Mac user: BUT M$ STOLE THE IDEA OF A GUI FROM MACS
Me: Apple copied the idea of a GUI from Xerox. Besides it's not like Apple never copied anything from Microsoft... your Dock Menu is just reinvented Start Menu.
Mac user: MACS R FASTER THAN PCS
Me: *Falls on the floor laughing*
By Sheela
Macintosh
1) Lets compare macintosh to an airline:

All the stewards, captains, baggage handlers, and ticket agents look and act exactly the same. Every time you ask questions about details, you are gently but firmly told that you don't need to know, don't want to know, and everything will be done for you without your ever having to know, so just shut up.

2) Here are some comments on one of the entries speaking in defence of macs:

"You may have used Macs at some point in your lifetime, doesn't mean you know everything about them. Stop spreading BS."

I probably know more than you, even though I use Windows:

Most software that is developed for Macintosh (other than the {shitty} OS itself) is written using Microsoft Visual C++ Cross-Platform Development Edition. Guess what? VC++CPE runs on WINDOWS ONLY! In other words, macintosh is the WORST choice for programmers/developers such as myself. kthx

""Adobe abandoned them" Yes, that's why they still actively develop Mac apps. What a steel trap mind you've got!!"

They still develop Mac apps, true, but guess what they use to develop them? Microsoft Visual C++ Cross-platform Development edition! (see what I mentioned about VC++ above)

"" that cant run any good programs." Macs started the desktop publishing revolution, were the first computers to run Excel natively, were the first computers to run Photoshop natively ... the list goes on and on."

But can they run command-line tools like most other OS's like Windows, Linux, etc??????????? NO. Granted using a GUI (Graphical User Interface) program is easier but command-line programs tend to be faster, smaller, less runtimes, etc. And if you weren't a complete retard then you wouldnt have any problem whatsoever using a command-line tool/program.

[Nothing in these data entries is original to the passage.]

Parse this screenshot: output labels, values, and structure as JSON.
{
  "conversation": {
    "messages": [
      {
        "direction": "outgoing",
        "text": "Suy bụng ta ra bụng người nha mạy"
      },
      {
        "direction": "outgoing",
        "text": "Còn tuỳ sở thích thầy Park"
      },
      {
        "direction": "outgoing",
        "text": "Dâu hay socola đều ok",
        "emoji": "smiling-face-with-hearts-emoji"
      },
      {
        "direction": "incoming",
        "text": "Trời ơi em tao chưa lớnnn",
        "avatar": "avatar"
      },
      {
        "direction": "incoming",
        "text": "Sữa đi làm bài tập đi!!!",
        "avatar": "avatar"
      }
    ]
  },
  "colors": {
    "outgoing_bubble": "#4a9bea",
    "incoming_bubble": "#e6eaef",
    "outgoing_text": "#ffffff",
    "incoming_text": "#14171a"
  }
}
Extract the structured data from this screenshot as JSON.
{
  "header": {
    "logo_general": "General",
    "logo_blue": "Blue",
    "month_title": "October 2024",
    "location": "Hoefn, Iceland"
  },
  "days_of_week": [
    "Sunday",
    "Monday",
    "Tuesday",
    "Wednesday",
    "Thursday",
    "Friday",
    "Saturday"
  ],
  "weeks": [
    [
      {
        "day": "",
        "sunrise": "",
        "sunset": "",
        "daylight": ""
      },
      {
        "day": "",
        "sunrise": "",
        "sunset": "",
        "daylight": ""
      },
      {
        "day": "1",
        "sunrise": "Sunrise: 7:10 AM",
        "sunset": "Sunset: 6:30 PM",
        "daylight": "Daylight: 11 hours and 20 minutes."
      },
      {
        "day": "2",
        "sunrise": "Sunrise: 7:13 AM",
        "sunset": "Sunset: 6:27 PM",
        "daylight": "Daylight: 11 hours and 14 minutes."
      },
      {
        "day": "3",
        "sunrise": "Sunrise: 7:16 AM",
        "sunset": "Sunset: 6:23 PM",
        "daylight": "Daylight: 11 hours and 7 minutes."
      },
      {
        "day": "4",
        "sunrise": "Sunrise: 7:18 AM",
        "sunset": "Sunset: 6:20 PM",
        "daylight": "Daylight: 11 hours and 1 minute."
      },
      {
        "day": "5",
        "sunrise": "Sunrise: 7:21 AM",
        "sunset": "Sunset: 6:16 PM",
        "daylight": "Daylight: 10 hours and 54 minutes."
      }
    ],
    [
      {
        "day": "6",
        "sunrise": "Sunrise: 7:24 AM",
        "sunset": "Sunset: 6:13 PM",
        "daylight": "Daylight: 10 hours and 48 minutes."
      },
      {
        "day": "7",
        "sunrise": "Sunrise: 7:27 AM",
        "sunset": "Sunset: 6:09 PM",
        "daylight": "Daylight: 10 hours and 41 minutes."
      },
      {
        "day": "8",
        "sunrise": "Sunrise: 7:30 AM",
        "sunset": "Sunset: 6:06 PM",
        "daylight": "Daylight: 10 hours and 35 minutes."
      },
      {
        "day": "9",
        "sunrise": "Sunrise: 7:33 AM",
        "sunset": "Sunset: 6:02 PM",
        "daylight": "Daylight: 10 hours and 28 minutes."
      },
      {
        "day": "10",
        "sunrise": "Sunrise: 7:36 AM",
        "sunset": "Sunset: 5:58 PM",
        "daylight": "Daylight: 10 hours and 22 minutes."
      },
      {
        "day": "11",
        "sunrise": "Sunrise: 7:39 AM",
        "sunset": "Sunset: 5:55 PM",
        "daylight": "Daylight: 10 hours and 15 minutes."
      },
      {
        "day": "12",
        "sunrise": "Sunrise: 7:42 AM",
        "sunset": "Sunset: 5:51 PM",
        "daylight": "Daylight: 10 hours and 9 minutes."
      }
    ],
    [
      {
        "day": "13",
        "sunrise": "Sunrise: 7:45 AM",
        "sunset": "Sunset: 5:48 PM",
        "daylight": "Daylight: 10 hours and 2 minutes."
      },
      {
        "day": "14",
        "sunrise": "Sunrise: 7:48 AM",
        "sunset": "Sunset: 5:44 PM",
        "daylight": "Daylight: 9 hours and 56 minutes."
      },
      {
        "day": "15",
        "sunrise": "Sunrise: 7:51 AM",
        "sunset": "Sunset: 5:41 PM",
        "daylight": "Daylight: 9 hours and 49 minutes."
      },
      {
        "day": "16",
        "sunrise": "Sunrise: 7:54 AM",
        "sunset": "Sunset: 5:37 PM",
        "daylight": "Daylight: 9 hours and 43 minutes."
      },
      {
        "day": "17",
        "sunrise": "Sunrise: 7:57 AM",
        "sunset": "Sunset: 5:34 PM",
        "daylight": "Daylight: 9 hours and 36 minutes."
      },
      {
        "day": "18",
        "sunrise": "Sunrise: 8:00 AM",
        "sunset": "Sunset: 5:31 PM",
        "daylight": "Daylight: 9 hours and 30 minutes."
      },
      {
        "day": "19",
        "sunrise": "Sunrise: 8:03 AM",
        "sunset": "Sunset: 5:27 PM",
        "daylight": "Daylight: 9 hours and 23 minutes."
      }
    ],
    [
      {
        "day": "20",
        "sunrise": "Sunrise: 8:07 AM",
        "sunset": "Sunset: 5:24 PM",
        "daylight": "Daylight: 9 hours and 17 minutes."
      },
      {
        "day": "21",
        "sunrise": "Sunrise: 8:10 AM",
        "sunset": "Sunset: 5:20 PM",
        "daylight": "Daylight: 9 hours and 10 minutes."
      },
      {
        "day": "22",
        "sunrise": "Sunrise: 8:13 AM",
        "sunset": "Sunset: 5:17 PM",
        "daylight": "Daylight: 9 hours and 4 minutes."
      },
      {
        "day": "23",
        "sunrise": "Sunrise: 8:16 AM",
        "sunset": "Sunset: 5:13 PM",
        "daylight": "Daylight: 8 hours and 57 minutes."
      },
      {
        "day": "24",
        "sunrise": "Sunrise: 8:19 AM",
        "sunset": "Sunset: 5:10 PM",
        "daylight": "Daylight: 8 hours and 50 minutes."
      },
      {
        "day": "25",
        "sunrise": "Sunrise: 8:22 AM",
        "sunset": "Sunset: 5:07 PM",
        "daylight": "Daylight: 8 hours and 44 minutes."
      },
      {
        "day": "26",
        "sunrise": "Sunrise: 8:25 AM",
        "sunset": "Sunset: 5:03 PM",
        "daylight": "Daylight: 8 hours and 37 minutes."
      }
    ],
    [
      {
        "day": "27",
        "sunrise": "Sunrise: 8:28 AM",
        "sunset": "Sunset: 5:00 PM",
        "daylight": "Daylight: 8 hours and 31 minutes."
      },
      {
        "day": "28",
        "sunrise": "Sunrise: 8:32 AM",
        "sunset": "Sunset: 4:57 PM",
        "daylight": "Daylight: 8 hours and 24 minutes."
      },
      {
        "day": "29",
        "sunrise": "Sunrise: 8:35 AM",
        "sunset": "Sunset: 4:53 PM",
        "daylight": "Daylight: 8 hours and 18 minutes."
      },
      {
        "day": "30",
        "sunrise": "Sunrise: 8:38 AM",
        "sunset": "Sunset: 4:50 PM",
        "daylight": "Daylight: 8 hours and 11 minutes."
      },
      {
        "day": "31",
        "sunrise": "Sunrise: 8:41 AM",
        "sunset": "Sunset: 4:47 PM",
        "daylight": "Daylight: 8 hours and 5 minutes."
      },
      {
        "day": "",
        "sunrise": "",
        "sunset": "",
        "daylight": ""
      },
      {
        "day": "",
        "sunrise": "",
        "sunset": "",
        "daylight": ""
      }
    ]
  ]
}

"D. They aren't paperweights. I'm using a Mac right now damnit. Anyone with HALF A FUCKING BRAIN knows that Macs are useful. Your little Windows mags even use Macs in their art department. Mhm, that's right."
Hmm... you know what was probably used to develop the Macintosh painting thing or w/e its called? microsoft visual c++ cross-platform development edition. (See what I mentioned about that earlier in this entry.) Get that fact into your thick skull, k?

To sum it up,

Windows > Macintosh
All other OS's > Macintosh

yeah...
By Ester
Macintosh
A Lame, overpriced excuse for a computer. Useful for people under the age of seven who enjoy a ugly and confusing user interface with a small list of compatible programs.

Stupid 7 y.o: Hey i just got the macintosh macbook air today, its the worlds thinnest laptop!!11

Normal 7 y.o: WTF Why did you do that

Stupid 7 y.o: Because its thin and you can play Microsoft Word on it!

Normal 7 y.o: Microsoft word isn't a game you idiot

Stupid 7 y.o: But Steve Jobs told me it was the best program that worked on the system

Normal 7 y.o: Yeah that's cause its from Microsoft!
By Ulrika
Macintosh
What hippies use to feel proud of themselves because they've steered wide of the herd.

Guy: Why'd you buy a macintosh?
Guy2:Why not?
Guy:CUZ YOU CANT DO JACK SHIT WITH IT UNLESS YOU'RE 50 AND HAVE NO LIFE EXCEPT YOUR JOB.
Guy2:Oh...but the design looks cool!